Ô Muse ! que m’importe ou la mort ou la vie ?
J’aime, et je veux pâlir ; j’aime et je veux souffrir ;
J’aime, et pour un baiser je donne mon génie ;
J’aime, et je veux sentir sur ma joue amaigrie
Ruisseler une source impossible à tarir.

L’était pas avare d’exagération, Tonton Fred , hein ?

Quant à vous, donnez les explications que vous voudrez, selon vos estimations sur le niveau de votre George … mais faites-le en marchant dans les allées du jardin, en caressant délicatement les fruits pendants, en redressant les feuilles rebelles, en écartant les pétales rutilants et les tendres sépales, en vous penchant pour humer les parfums délicats et en fronçant les sourcils de temps à autre en souriant, comme Darwin agréablement surpris par une trouvaille naturaliste. Donnez-vous à voir. Les hommes ne savent pas jouer de leur sensibilité et c’en fait de tristes nigauds. Pour le ton, choisissez la tendre guimauve ou le fier chardon, mais soyez surtout d’une grande aisance.

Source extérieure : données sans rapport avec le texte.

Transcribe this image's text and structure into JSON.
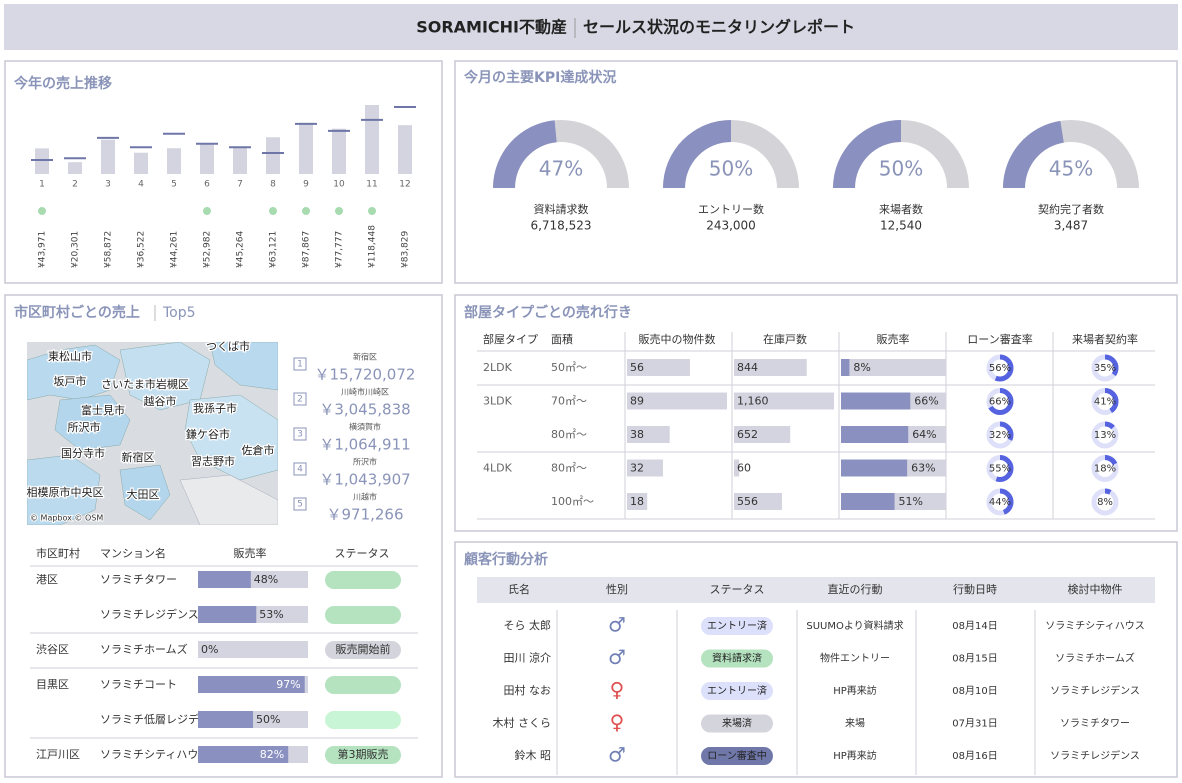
{
  "header": {
    "brand": "SORAMICHI不動産",
    "title": "セールス状況のモニタリングレポート"
  },
  "monthly_sales": {
    "title": "今年の売上推移",
    "chart_data": {
      "type": "bar",
      "categories": [
        "1",
        "2",
        "3",
        "4",
        "5",
        "6",
        "7",
        "8",
        "9",
        "10",
        "11",
        "12"
      ],
      "values": [
        43971,
        20301,
        58872,
        36522,
        44261,
        52982,
        45264,
        63121,
        87867,
        77777,
        118448,
        83829
      ],
      "value_labels": [
        "¥43,971",
        "¥20,301",
        "¥58,872",
        "¥36,522",
        "¥44,261",
        "¥52,982",
        "¥45,264",
        "¥63,121",
        "¥87,867",
        "¥77,777",
        "¥118,448",
        "¥83,829"
      ],
      "targets": [
        24000,
        27000,
        62000,
        46000,
        69000,
        52000,
        46000,
        36000,
        86000,
        74000,
        93000,
        115000
      ],
      "bar_color": "#d4d4e0",
      "target_color": "#6e76a8",
      "achieved_color": "#a8dcb0"
    }
  },
  "kpi": {
    "title": "今月の主要KPI達成状況",
    "fill_color": "#8a90c0",
    "track_color": "#d4d4d8",
    "items": [
      {
        "rate": 47,
        "rate_label": "47%",
        "name": "資料請求数",
        "count": 6718523,
        "count_label": "6,718,523"
      },
      {
        "rate": 50,
        "rate_label": "50%",
        "name": "エントリー数",
        "count": 243000,
        "count_label": "243,000"
      },
      {
        "rate": 50,
        "rate_label": "50%",
        "name": "来場者数",
        "count": 12540,
        "count_label": "12,540"
      },
      {
        "rate": 45,
        "rate_label": "45%",
        "name": "契約完了者数",
        "count": 3487,
        "count_label": "3,487"
      }
    ]
  },
  "area_sales": {
    "title": "市区町村ごとの売上",
    "subtitle": "Top5",
    "map": {
      "labels": [
        "つくば市",
        "東松山市",
        "坂戸市",
        "さいたま市岩槻区",
        "越谷市",
        "富士見市",
        "我孫子市",
        "所沢市",
        "鎌ケ谷市",
        "国分寺市",
        "新宿区",
        "習志野市",
        "佐倉市",
        "相模原市中央区",
        "大田区"
      ],
      "credit": "© Mapbox © OSM"
    },
    "top5": [
      {
        "rank": 1,
        "city": "新宿区",
        "sales": 15720072,
        "sales_label": "￥15,720,072"
      },
      {
        "rank": 2,
        "city": "川崎市川崎区",
        "sales": 3045838,
        "sales_label": "￥3,045,838"
      },
      {
        "rank": 3,
        "city": "横須賀市",
        "sales": 1064911,
        "sales_label": "￥1,064,911"
      },
      {
        "rank": 4,
        "city": "所沢市",
        "sales": 1043907,
        "sales_label": "￥1,043,907"
      },
      {
        "rank": 5,
        "city": "川越市",
        "sales": 971266,
        "sales_label": "￥971,266"
      }
    ],
    "table": {
      "headers": [
        "市区町村",
        "マンション名",
        "販売率",
        "ステータス"
      ],
      "bar_color": "#8a90c0",
      "track_color": "#d4d4e0",
      "rows": [
        {
          "ward": "港区",
          "name": "ソラミチタワー",
          "rate": 48,
          "rate_label": "48%",
          "status": null,
          "status_color": "#b5e3c0"
        },
        {
          "ward": null,
          "name": "ソラミチレジデンス",
          "rate": 53,
          "rate_label": "53%",
          "status": null,
          "status_color": "#b5e3c0"
        },
        {
          "ward": "渋谷区",
          "name": "ソラミチホームズ",
          "rate": 0,
          "rate_label": "0%",
          "status": "販売開始前",
          "status_color": "#d4d4dc"
        },
        {
          "ward": "目黒区",
          "name": "ソラミチコート",
          "rate": 97,
          "rate_label": "97%",
          "status": null,
          "status_color": "#b5e3c0"
        },
        {
          "ward": null,
          "name": "ソラミチ低層レジデ..",
          "rate": 50,
          "rate_label": "50%",
          "status": null,
          "status_color": "#c8f5d6"
        },
        {
          "ward": "江戸川区",
          "name": "ソラミチシティハウス",
          "rate": 82,
          "rate_label": "82%",
          "status": "第3期販売",
          "status_color": "#b5e3c0"
        }
      ]
    }
  },
  "room_types": {
    "title": "部屋タイプごとの売れ行き",
    "headers": [
      "部屋タイプ",
      "面積",
      "販売中の物件数",
      "在庫戸数",
      "販売率",
      "ローン審査率",
      "来場者契約率"
    ],
    "bar_color": "#d4d4e0",
    "rate_color": "#8a90c0",
    "ring_color": "#5563e0",
    "ring_track_color": "#dde0f8",
    "rows": [
      {
        "type": "2LDK",
        "area": "50㎡〜",
        "listings": 56,
        "stock": 844,
        "sales_rate": 8,
        "sales_rate_label": "8%",
        "loan_rate": 56,
        "loan_rate_label": "56%",
        "visit_rate": 35,
        "visit_rate_label": "35%"
      },
      {
        "type": "3LDK",
        "area": "70㎡〜",
        "listings": 89,
        "stock": 1160,
        "stock_label": "1,160",
        "sales_rate": 66,
        "sales_rate_label": "66%",
        "loan_rate": 66,
        "loan_rate_label": "66%",
        "visit_rate": 41,
        "visit_rate_label": "41%"
      },
      {
        "type": null,
        "area": "80㎡〜",
        "listings": 38,
        "stock": 652,
        "sales_rate": 64,
        "sales_rate_label": "64%",
        "loan_rate": 32,
        "loan_rate_label": "32%",
        "visit_rate": 13,
        "visit_rate_label": "13%"
      },
      {
        "type": "4LDK",
        "area": "80㎡〜",
        "listings": 32,
        "stock": 60,
        "sales_rate": 63,
        "sales_rate_label": "63%",
        "loan_rate": 55,
        "loan_rate_label": "55%",
        "visit_rate": 18,
        "visit_rate_label": "18%"
      },
      {
        "type": null,
        "area": "100㎡〜",
        "listings": 18,
        "stock": 556,
        "sales_rate": 51,
        "sales_rate_label": "51%",
        "loan_rate": 44,
        "loan_rate_label": "44%",
        "visit_rate": 8,
        "visit_rate_label": "8%"
      }
    ]
  },
  "customers": {
    "title": "顧客行動分析",
    "headers": [
      "氏名",
      "性別",
      "ステータス",
      "直近の行動",
      "行動日時",
      "検討中物件"
    ],
    "rows": [
      {
        "name": "そら 太郎",
        "gender": "♂",
        "gender_color": "#6f7fb5",
        "status": "エントリー済",
        "status_color": "#dde0fb",
        "action": "SUUMOより資料請求",
        "date": "08月14日",
        "property": "ソラミチシティハウス"
      },
      {
        "name": "田川 涼介",
        "gender": "♂",
        "gender_color": "#6f7fb5",
        "status": "資料請求済",
        "status_color": "#b5e3c0",
        "action": "物件エントリー",
        "date": "08月15日",
        "property": "ソラミチホームズ"
      },
      {
        "name": "田村 なお",
        "gender": "♀",
        "gender_color": "#e05050",
        "status": "エントリー済",
        "status_color": "#dde0fb",
        "action": "HP再来訪",
        "date": "08月10日",
        "property": "ソラミチレジデンス"
      },
      {
        "name": "木村 さくら",
        "gender": "♀",
        "gender_color": "#e05050",
        "status": "来場済",
        "status_color": "#d4d4dc",
        "action": "来場",
        "date": "07月31日",
        "property": "ソラミチタワー"
      },
      {
        "name": "鈴木 昭",
        "gender": "♂",
        "gender_color": "#6f7fb5",
        "status": "ローン審査中",
        "status_color": "#7078aa",
        "action": "HP再来訪",
        "date": "08月16日",
        "property": "ソラミチレジデンス"
      }
    ]
  }
}
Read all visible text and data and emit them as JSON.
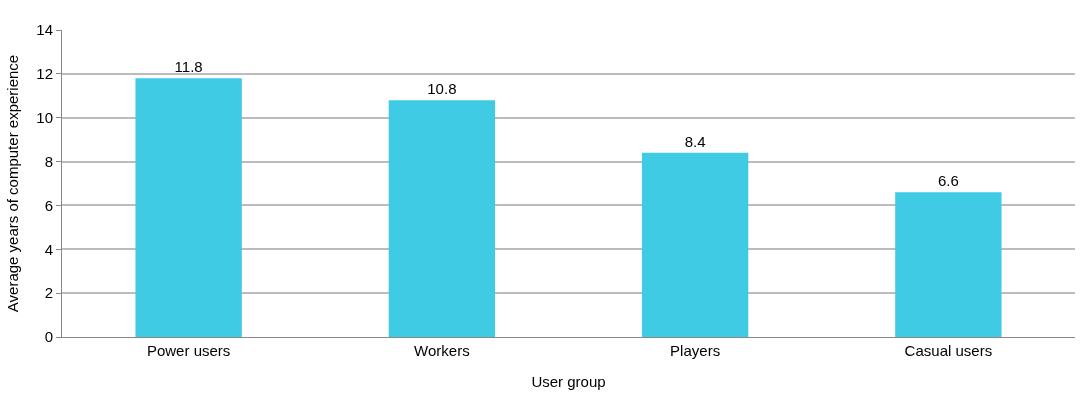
{
  "chart_data": {
    "type": "bar",
    "xlabel": "User group",
    "ylabel": "Average years of computer experience",
    "categories": [
      "Power users",
      "Workers",
      "Players",
      "Casual users"
    ],
    "values": [
      11.8,
      10.8,
      8.4,
      6.6
    ],
    "color": "#3fcbe4",
    "ylim": [
      0,
      14
    ],
    "yticks": [
      0,
      2,
      4,
      6,
      8,
      10,
      12,
      14
    ],
    "grid": "y",
    "data_labels": true
  }
}
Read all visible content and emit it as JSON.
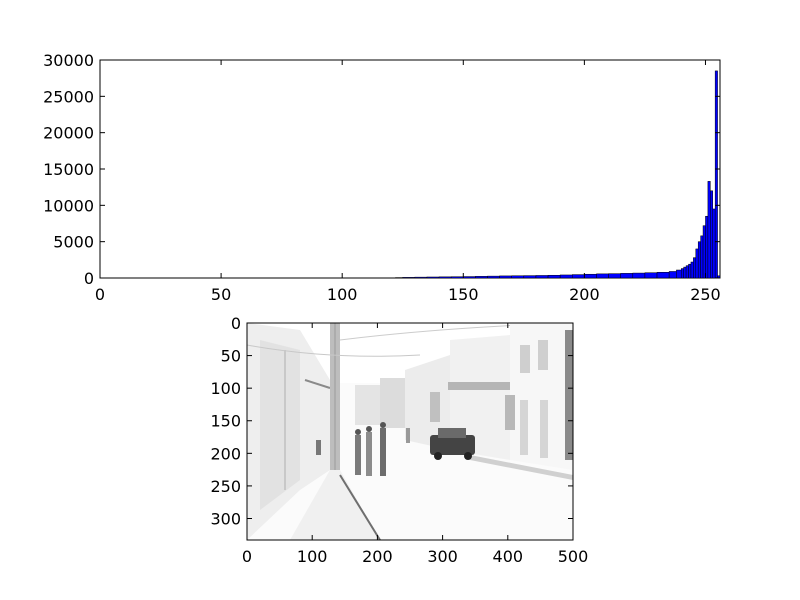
{
  "chart_data": [
    {
      "type": "bar",
      "title": "",
      "xlabel": "",
      "ylabel": "",
      "xlim": [
        0,
        256
      ],
      "ylim": [
        0,
        30000
      ],
      "xticks": [
        "0",
        "50",
        "100",
        "150",
        "200",
        "250"
      ],
      "yticks": [
        "0",
        "5000",
        "10000",
        "15000",
        "20000",
        "25000",
        "30000"
      ],
      "bar_color": "#0000ff",
      "edge_color": "#000000",
      "grid": false,
      "bins_x": [
        122,
        125,
        130,
        135,
        140,
        145,
        150,
        155,
        160,
        165,
        170,
        175,
        180,
        185,
        190,
        195,
        200,
        205,
        210,
        215,
        220,
        225,
        230,
        235,
        238,
        240,
        241,
        242,
        243,
        244,
        245,
        246,
        247,
        248,
        249,
        250,
        251,
        252,
        253,
        254,
        255
      ],
      "bins_y": [
        60,
        90,
        120,
        140,
        160,
        180,
        200,
        230,
        260,
        290,
        310,
        330,
        350,
        380,
        420,
        470,
        520,
        570,
        600,
        640,
        680,
        730,
        790,
        900,
        1100,
        1300,
        1500,
        1700,
        1900,
        2200,
        2800,
        4000,
        5000,
        5800,
        7200,
        8500,
        13300,
        12000,
        9500,
        28500,
        300
      ]
    },
    {
      "type": "image",
      "title": "",
      "xlim": [
        0,
        500
      ],
      "ylim": [
        333,
        0
      ],
      "xticks": [
        "0",
        "100",
        "200",
        "300",
        "400",
        "500"
      ],
      "yticks": [
        "0",
        "50",
        "100",
        "150",
        "200",
        "250",
        "300"
      ],
      "image_description": ""
    }
  ]
}
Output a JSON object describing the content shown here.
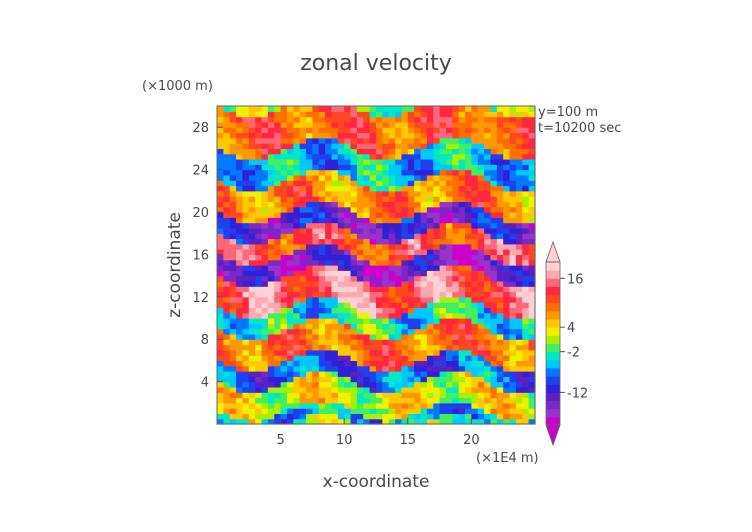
{
  "chart_data": {
    "type": "heatmap",
    "title": "zonal velocity",
    "xlabel": "x-coordinate",
    "ylabel": "z-coordinate",
    "x_unit": "(×1E4 m)",
    "y_unit": "(×1000 m)",
    "info_lines": [
      "y=100 m",
      "t=10200 sec"
    ],
    "xlim": [
      0,
      25
    ],
    "ylim": [
      0,
      30
    ],
    "x_ticks": [
      5,
      10,
      15,
      20
    ],
    "y_ticks": [
      4,
      8,
      12,
      16,
      20,
      24,
      28
    ],
    "colorbar": {
      "min": -20,
      "max": 20,
      "tick_labels": [
        16,
        4,
        -2,
        -12
      ],
      "colors": [
        "#cc00cc",
        "#9933cc",
        "#7a28c8",
        "#5a20c0",
        "#3020d8",
        "#2040f0",
        "#0078ff",
        "#00c8ff",
        "#00e8c8",
        "#40f060",
        "#a8f000",
        "#f0f000",
        "#ffc800",
        "#ff9800",
        "#ff7000",
        "#ff4820",
        "#ff2840",
        "#ff6878",
        "#ffa8b0",
        "#ffd0d4"
      ]
    },
    "grid": false,
    "legend": "colorbar right",
    "bands": [
      {
        "z": [
          0,
          1.2
        ],
        "v": -6
      },
      {
        "z": [
          1.2,
          4
        ],
        "v": 3
      },
      {
        "z": [
          4,
          6
        ],
        "v": -8
      },
      {
        "z": [
          6,
          9
        ],
        "v": 9
      },
      {
        "z": [
          9,
          11
        ],
        "v": -3
      },
      {
        "z": [
          11,
          14
        ],
        "v": 15
      },
      {
        "z": [
          14,
          16
        ],
        "v": -15
      },
      {
        "z": [
          16,
          18
        ],
        "v": 12
      },
      {
        "z": [
          18,
          20
        ],
        "v": -13
      },
      {
        "z": [
          20,
          23
        ],
        "v": 8
      },
      {
        "z": [
          23,
          26
        ],
        "v": -5
      },
      {
        "z": [
          26,
          30
        ],
        "v": 10
      }
    ]
  }
}
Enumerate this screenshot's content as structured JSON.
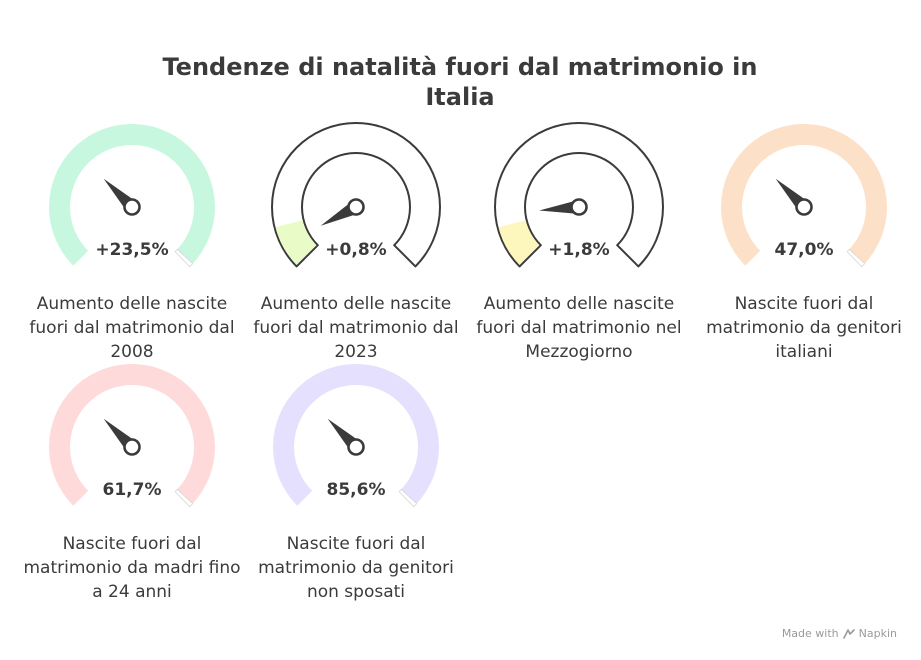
{
  "title": "Tendenze di natalità fuori dal matrimonio in Italia",
  "footer": {
    "made_with": "Made with",
    "brand": "Napkin",
    "logo_icon": "napkin-logo-icon"
  },
  "chart_data": {
    "type": "gauge",
    "title": "Tendenze di natalità fuori dal matrimonio in Italia",
    "items": [
      {
        "value_label": "+23,5%",
        "value": 23.5,
        "label": "Aumento delle nascite fuori dal matrimonio dal 2008",
        "style": "full",
        "color": "#c8f7e0",
        "needle_angle": -45
      },
      {
        "value_label": "+0,8%",
        "value": 0.8,
        "label": "Aumento delle nascite fuori dal matrimonio dal 2023",
        "style": "outline",
        "color": "#e9fcc8",
        "needle_angle": -118
      },
      {
        "value_label": "+1,8%",
        "value": 1.8,
        "label": "Aumento delle nascite fuori dal matrimonio nel Mezzogiorno",
        "style": "outline",
        "color": "#fdf6bd",
        "needle_angle": -95
      },
      {
        "value_label": "47,0%",
        "value": 47.0,
        "label": "Nascite fuori dal matrimonio da genitori italiani",
        "style": "full",
        "color": "#fde0c8",
        "needle_angle": -45
      },
      {
        "value_label": "61,7%",
        "value": 61.7,
        "label": "Nascite fuori dal matrimonio da madri fino a 24 anni",
        "style": "full",
        "color": "#fedada",
        "needle_angle": -45
      },
      {
        "value_label": "85,6%",
        "value": 85.6,
        "label": "Nascite fuori dal matrimonio da genitori non sposati",
        "style": "full",
        "color": "#e4e0fd",
        "needle_angle": -45
      }
    ]
  }
}
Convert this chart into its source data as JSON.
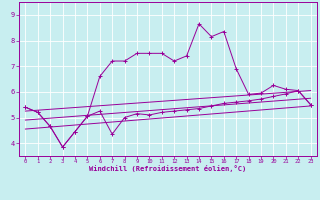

La troisième leçon tire à sa fin : Il est l’heure de choisir la phrase à retenir. Aujourd’hui, je l’emprunte à un homme de l’amitié duquel je ne rougirais pas, Monsieur de Talleyrand dont les nombreuses disgrâces furent largement compensées par une phénoménale intelligence.

Les femmes pardonnent parfois à celui qui brusque l’occasion, mais jamais à celui qui la manque.

 

Il suffit ! Il n’est pas question que je vous fasse l’affront d’en dire plus. Je finirai simplement par cette boutade – exemple de provocation de ce maître bien aimé, expert en séduction, le Chevalier de Seingalt, prénommé Giacomo Girolamo

Dépêchez vous de succomber à la tentation avant qu’elle ne s’éloigne.